I guess the point is that if upstream provides a sysctl to
toggle MGLRU on and off, then that sysctl should actually
work as intended. Otherwise, it would be better to remove
it.

Based on the previous discussion, we have two options:

1. Reduce the likelihood of OOM and other errors.
This could be achieved either by applying Leno's patch,
which suggests shrinking both MGLRU and active/inactive
lists during switching, or by making shrink_lruvec wait
until the switching is complete via schedule_timeout().
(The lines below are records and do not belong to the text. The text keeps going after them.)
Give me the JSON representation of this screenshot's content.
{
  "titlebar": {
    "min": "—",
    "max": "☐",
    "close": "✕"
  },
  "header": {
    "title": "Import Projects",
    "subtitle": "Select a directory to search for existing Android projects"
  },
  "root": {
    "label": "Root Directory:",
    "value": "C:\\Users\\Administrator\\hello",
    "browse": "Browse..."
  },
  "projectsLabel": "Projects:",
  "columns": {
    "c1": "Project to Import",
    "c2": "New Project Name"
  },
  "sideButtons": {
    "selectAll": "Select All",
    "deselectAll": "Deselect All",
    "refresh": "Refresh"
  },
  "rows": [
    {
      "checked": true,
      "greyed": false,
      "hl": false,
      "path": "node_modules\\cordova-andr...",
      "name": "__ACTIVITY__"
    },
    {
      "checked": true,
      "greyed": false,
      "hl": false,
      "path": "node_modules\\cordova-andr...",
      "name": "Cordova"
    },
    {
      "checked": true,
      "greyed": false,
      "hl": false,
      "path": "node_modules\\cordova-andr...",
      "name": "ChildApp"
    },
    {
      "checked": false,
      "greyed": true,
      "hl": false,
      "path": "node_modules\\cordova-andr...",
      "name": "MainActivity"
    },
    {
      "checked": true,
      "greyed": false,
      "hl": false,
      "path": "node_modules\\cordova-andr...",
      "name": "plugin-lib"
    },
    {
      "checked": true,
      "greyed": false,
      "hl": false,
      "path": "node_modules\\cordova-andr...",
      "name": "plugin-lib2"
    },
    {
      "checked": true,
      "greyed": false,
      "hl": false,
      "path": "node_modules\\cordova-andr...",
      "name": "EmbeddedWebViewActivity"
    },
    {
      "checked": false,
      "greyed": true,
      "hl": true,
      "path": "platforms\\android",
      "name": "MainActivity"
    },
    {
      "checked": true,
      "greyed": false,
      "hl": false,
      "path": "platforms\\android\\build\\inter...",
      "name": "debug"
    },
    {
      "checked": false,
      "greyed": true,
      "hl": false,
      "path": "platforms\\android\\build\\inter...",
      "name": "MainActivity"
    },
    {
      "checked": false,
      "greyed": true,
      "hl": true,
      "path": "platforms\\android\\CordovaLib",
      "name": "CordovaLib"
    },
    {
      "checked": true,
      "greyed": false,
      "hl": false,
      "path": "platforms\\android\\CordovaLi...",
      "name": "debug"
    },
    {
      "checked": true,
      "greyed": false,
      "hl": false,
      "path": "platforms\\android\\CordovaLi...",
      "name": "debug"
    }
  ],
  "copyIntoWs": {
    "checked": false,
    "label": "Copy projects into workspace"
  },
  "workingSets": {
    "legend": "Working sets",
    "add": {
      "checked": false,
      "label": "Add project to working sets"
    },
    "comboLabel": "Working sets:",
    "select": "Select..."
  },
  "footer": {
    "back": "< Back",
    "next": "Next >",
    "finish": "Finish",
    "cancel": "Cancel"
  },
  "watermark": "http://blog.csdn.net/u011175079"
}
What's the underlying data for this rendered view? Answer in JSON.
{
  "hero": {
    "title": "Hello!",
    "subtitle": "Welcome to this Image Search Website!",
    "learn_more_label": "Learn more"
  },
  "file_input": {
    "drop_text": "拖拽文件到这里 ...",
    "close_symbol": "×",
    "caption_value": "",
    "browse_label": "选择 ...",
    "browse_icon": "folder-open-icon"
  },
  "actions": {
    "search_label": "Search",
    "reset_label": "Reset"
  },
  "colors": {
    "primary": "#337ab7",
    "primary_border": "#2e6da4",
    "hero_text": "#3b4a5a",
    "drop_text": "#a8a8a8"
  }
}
Note that there is no guarantee the switching state
won’t change during shrink_lruvec.

2. Ensure that shrinking and switching do not occur
simultaneously by using something like an rwsem —
shrinking can proceed in parallel under the read
lock, while the (rare) switching path takes the
write lock.

If we want to keep the toggle, we could at least make a
small change to reduce the likelihood of mistakes?

> I do want to note that OOMs causing data loss is not really the kernel's fault.
>

Best Regards
Barry